El liderazgo alemán sobre el resto de países de la UE ha sido tal que por la convención circulaba un chiste. Un delegado europeo llega tarde una reunión. Al entrar avisa: "Soy el delegado europeo". Y el resto le pregunta: "¿Y de qué parte de Alemania viene?"

La UE, dividida en muchos temas de política internacional, ha encontrado en estas cumbres su espacio, su lugar donde contrarrestar la hegemonía de EE UU. Cada mañana se reunían los ministros y pactaban la estrategia a seguir y apenas hubo luego discrepancias. Cuando la UE tenga que repartir entre sus países las emisiones entre 2012 y 2020 vendrán los problemas, pero hasta entonces todos están convencidos de que recortará sus emisiones de gases de efecto invernadero un 20% en 2020.
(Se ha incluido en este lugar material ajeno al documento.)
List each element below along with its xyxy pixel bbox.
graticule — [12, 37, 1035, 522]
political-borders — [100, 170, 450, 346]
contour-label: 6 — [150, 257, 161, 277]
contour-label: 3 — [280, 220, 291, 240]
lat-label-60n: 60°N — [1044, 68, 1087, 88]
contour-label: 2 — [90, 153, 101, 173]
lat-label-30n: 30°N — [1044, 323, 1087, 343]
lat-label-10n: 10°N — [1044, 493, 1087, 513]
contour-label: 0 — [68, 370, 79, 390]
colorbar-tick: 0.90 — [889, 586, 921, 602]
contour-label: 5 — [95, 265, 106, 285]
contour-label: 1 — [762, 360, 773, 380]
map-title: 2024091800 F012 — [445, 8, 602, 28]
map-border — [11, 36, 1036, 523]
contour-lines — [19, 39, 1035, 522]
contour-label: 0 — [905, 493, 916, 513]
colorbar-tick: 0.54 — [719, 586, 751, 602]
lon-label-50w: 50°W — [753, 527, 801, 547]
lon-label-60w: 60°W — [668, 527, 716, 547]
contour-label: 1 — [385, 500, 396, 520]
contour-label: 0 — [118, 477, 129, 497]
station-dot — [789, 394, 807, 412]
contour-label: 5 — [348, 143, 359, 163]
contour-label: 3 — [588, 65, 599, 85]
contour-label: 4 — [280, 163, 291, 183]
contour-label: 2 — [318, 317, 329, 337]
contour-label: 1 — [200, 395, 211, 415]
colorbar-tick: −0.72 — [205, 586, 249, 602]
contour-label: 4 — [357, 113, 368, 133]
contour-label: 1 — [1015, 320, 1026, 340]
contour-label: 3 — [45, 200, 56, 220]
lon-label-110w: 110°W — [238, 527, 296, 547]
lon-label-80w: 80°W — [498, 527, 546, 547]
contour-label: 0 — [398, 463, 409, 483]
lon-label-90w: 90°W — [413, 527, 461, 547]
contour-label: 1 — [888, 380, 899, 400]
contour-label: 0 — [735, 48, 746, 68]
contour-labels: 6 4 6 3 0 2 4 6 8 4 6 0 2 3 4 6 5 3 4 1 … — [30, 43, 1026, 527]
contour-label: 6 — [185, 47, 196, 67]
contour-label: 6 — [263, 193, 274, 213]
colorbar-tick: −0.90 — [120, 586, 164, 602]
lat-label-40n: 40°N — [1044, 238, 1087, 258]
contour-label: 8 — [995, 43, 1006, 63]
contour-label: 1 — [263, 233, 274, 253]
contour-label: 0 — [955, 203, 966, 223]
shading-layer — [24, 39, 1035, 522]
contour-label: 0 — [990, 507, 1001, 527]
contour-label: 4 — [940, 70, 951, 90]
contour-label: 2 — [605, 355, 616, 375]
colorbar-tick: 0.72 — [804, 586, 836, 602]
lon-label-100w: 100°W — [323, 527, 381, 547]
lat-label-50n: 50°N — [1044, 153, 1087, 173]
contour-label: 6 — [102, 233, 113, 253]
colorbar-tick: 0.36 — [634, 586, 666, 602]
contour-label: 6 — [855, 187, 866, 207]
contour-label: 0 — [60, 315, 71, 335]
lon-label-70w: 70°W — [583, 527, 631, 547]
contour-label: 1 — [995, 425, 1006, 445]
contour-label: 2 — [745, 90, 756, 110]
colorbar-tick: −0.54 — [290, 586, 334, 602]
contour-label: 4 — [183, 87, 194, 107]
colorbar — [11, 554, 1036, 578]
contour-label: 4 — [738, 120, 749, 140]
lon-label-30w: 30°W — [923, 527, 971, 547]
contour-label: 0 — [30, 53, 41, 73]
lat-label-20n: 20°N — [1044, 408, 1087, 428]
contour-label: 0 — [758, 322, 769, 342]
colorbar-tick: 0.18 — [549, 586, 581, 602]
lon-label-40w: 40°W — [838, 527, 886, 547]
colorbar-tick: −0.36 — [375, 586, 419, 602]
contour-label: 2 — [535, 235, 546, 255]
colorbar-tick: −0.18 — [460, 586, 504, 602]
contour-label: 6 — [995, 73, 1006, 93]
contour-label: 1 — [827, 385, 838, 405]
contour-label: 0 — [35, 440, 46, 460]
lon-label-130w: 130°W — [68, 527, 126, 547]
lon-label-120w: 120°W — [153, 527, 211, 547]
Los europeos dejan Bali encantados de haber arrinconado a EE UU. La principal concesión es la renuncia a que el texto incluyera las recomendaciones de reducción de emisiones del Panel Intergubernamental de Cambio Climático. Como explicó Marcelo Furtado, de Greenpeace: "Al IPCC, que nació en una cumbre como estas, le dan un Nobel y aquí un pie de página". La UE se empeñó tanto en el tema que ahora parece una derrota. Hace dos semanas todo el mundo asumía que de Bali no saldrían cifras concretas de reducción de emisiones.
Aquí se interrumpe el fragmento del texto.